Week four of the Fractal Tech accelerator was about going down the rabbit hole — literally. I set out to build four projects in a single week, each pushing into territory I hadn't touched before. A personalized hypnotic meditation app, an AI-generated mind movie pipeline, a procedurally generated 3D game based on Dante's Divine Comedy, and a browser-based Alice in Wonderland platformer.
Not all of them are finished. But all of them taught me something I didn't expect.
Aletheia: AI-Powered Personalized Meditation
Aletheia is a meditation generator that creates sessions tailored to your actual physical and psychological state. It ingests Oura Ring biometrics, bloodwork results, and personal check-ins, then assembles a six-layer context profile — biometric, biochemical, behavioral, psychological, commitments, and session history — to build deeply personalized hypnotic scripts.



The depth progression system was the interesting part. Sessions deepen as trust builds over time. Early sessions are gentle; later ones push harder. Multi-voice TTS via ElevenLabs gives it an immersive quality, and the whole thing runs privacy-first with SQLite and local Ollama — no data leaves your machine.
What surprised me was how quickly a working version came together. The main limitations weren't the AI — they were the naturalness of voice APIs and how fresh the biomarker data actually is. The bigger question is whether people would actually provide that much personal information. Good proof of concept, though. Could work in a clinical setting.
MindCine: AI-Generated Mind Movies
MindCine is a CLI pipeline that turns your personal life vision into a short visualization video, inspired by Joe Dispenza's mind movie technique. You answer questions about six life areas — health, relationships, career, spiritual growth, environment, finances — and the system generates AI video scenes with affirmation overlays set to binaural audio.
I took a different approach to the affirmations. Instead of generic abundance statements like "I am massively successful," MindCine uses subtraction-style affirmations: "I no longer chase. I trust what's coming." The idea is to remove false layers rather than stack aspirational fantasies on top.
Runway ML handles the video generation, with optional reference photos of yourself for personalization. Scenes are ordered by an emotional arc — building in intensity toward your peak moment. The personalization gap is still real though. Convincing AI-generated results are hard. But honestly, the AI-generated video is potentially better than the stock imagery currently being sold as mind movie products.
Existing mind movie product:
My AI-generated version:
Dante's Inferno: Literature to 3D World
This one was ambitious. A first-person Unity game that procedurally generates the nine circles of Hell from the actual text of Dante's Divine Comedy. The pipeline pulls text from Project Gutenberg, sends it through the Claude API to extract environments, characters, and dialogue as structured JSON, and builds walkable 3D worlds from that data.

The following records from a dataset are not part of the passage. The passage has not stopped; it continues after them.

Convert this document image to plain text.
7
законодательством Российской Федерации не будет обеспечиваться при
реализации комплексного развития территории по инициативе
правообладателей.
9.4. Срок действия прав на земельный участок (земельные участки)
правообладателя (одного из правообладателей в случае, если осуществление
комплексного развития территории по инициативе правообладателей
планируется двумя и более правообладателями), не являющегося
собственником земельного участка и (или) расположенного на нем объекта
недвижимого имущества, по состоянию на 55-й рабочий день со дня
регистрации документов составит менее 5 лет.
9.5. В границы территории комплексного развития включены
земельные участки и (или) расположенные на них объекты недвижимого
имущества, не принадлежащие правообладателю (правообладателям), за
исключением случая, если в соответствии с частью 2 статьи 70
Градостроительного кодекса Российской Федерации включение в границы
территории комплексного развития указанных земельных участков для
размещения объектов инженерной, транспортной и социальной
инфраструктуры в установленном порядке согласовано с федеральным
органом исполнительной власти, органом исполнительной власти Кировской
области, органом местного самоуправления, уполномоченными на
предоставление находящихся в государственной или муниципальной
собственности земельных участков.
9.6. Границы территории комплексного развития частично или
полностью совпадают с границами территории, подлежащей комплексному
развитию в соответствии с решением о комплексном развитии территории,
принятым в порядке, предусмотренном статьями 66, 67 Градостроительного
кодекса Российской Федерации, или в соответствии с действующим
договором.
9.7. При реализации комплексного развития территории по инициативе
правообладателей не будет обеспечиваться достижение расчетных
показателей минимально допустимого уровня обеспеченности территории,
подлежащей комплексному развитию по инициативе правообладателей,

Nine distinct circles, each with unique atmosphere, particle effects, and ambient audio. Virgil guides you through. Sinners tell their stories. Boss gates block progression between circles. And there are graceful fallbacks everywhere — no API available? Pre-generated JSON. No 3D model? Capsule placeholder.
The honest reflection: I could not visualize the full development pipeline for this one. 3D game development is opaque and intimidating — there is so much that goes into it. Unity rendering was also a bottleneck on my machine, which led me to pivot the Alice project to Three.js instead.
Alice in Wonderland: Browser-Based 3D Platformer
This became the most complete project of the week. A browser-based 3D platformer built with Three.js where Alice explores Wonderland, talks to 25 story characters, collects items, and uses a size-changing mechanic to solve puzzles. The art style is cel-shaded, inspired by Breath of the Wild — custom GLSL shaders and screen-space outlines.



A few things I'm proud of: zero external audio or texture files (everything is procedurally generated), zero runtime API calls (all AI-generated assets are pre-baked at build time), and 25 NPC character models with dialogue pulled from the original book text. The size-changing mechanic — shrink to fit through gaps, grow to break platforms — gives it actual gameplay.
The workflow for this one was wild. The /workflow loop and subagents were impressive. I used Whisper to talk to my computer, and Claude's remote-control feature let me approve work from my phone while I was out running errands. It felt a bit weird being that hands-off. But the results were real.
What I Took Away
A week with four projects in domains I'd never worked in before. Some reflections:
We still need to know things. In the ideal case, AI meets a specialist where they're at. It doesn't replace the understanding — it amplifies it. When I didn't understand something, the AI couldn't paper over that gap.
Thorough PRD and CLAUDE.md files matter. The projects that went smoothest were the ones where I'd written clear requirements and context up front. Refinement of those documents was as important as the code itself.
The workflow loop was the real unlock. Clearing context and going through structured iteration cycles — not just chatting, but actually following a disciplined build loop — made the difference between a mess and a demo.
The bottlenecks were human. Computer power, API credits, and my own understanding were the limiting factors. Not the AI. That's a weird thing to sit with, but it's honest.
A lot of my week involved sitting there waiting for Claude to do its thing. That felt strange. But I'm excited to see what starting a new project from scratch will feel like now that I've internalized these tools.